Many a developer dreads seeing this message. Deadlocks can be hard to track down and you can’t actually eliminate them completely. Deadlocks are hard to track down because they result from multiple requests bumping into each other. And so no single request trace will expose the deadlock to you.

Fortunately, there is hope. First off, a way to mitigate these is right there in the description: Rerun the transaction. Assuming the request is idempotent, you can decorate the problem requests with retries. However, this is about performance tuning, and just retrying can decrease your performance.

Let’s tune down the pressure on the deadlock

To tune for deadlocks, we want to reduce the occurrence of them. The best way to do that is to change the design of the table that’s getting hit. The rate at which deadlocks occur correlates to the rate that things are updating the same row at the same time. As I said above, your monitoring tool should be able to easily sniff these out by showing you traffic per endpoint. In order to tune down the rate of deadlocks, we must decrease the rate the table gets updated at the same time. We have a few options for doing that.

First, we can look for a way to split the table from one entity into two entities. If we’re tailoring queries based on business use, we should already be doing this. But even then, our app can reach a scale where we should rethink our entity design.

The next option is to switch from updating the same row to adding a new row. If we version the updates, for example, we’ll have a new row per update, removing the lock. We still want to have some sort of optimistic locking in our application in this case so we don’t lose updates.

The final option is to shorten the transactions hitting the table. Many times we get deadlocks because we’re holding onto a database transaction for too long in our requests. We can follow healthy Unit of Work patterns to tune this issue.

Tip 6: Use bounded result sets

Just like a ticking time bomb, unbounded result sets are one of those things that will almost always blow up on you in the future.

It’s very easy to engineer software for the short term and lose sight of the mid-term or long-term tradeoffs in our design. Usually, this is OK. We want to design for the now and evolve our system for the later. But unbounded result sets can hit like a truck out of nowhere, taking your system down with them. Any query that has no guarantee of a max number of results is at risk.

Let’s go to our earlier example of retrieving orders for a customer.

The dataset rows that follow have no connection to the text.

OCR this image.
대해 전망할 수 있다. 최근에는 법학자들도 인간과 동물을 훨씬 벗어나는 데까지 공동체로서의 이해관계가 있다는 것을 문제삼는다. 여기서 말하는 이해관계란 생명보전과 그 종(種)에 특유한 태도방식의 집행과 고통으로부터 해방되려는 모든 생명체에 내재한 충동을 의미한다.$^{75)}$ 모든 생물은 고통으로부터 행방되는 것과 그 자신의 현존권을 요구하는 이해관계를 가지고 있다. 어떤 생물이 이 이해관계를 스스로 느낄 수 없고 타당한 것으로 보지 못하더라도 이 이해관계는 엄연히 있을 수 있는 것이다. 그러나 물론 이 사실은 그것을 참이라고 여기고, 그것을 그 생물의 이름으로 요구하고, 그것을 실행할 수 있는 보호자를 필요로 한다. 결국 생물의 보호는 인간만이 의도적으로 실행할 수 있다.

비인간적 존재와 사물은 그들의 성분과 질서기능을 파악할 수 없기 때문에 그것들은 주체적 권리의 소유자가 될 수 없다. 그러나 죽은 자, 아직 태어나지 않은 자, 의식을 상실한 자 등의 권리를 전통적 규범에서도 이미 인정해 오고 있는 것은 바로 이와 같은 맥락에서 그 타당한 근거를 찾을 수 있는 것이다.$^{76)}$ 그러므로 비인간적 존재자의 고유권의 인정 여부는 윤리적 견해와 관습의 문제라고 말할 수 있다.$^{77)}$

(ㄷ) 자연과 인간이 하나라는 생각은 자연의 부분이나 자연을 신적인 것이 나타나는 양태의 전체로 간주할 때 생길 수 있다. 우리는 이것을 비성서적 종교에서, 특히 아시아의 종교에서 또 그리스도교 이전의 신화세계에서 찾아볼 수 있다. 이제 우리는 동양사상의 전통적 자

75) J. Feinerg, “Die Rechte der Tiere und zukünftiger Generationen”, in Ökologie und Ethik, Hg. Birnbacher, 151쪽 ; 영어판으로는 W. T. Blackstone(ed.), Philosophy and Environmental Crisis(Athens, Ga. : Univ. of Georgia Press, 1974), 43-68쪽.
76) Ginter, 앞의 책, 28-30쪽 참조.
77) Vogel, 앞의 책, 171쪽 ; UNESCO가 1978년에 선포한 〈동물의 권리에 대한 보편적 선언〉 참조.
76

If we get all the orders the customer ever ordered, we should be fine for the first few months, maybe even years. But what if the customer eventually places 1,000 orders with us of 100 products per order? This is easy to achieve in business-to-business transactions. All of a sudden, this query will start slowing down the request or timing out completely. In the worst-case scenario, this slowness will start queuing up other queries, eventually locking up your whole system.

Finding and fixing unbounded results

The key to fixing unbounded results goes back to tailoring queries for business use. By understanding the business process, you can have guidance on how to restrict results. Going back to our example of getting orders for a customer, If we knew that this query was to provide the customer with their most recent orders, we can define “recent” as the last 10, or the last three months worth of orders, etc. Now we have a bounded result set.

Unbounded results are subtle, but we can use our monitoring tool to hunt for requests that have slowly risen in latency over time to find them. It’s also healthy to check for this as a part of code reviews or a user story checklist.

Understand, monitor, and tune

There is an underlying theme in all of these tips. First, understand your users and your business process. If we start there, everything else can follow. But if we don’t have this fundamental understanding, then we risk making things worse, not better. Then we must monitor our application, down to the database, and you can do that with the help of Raygun. We can only fix problems when we see them. And it’s best to see a problem before it takes down our system or reaches the eyes of our customers.

I hope these tips give you the confidence and direction you need to make your application fast when talking to its database.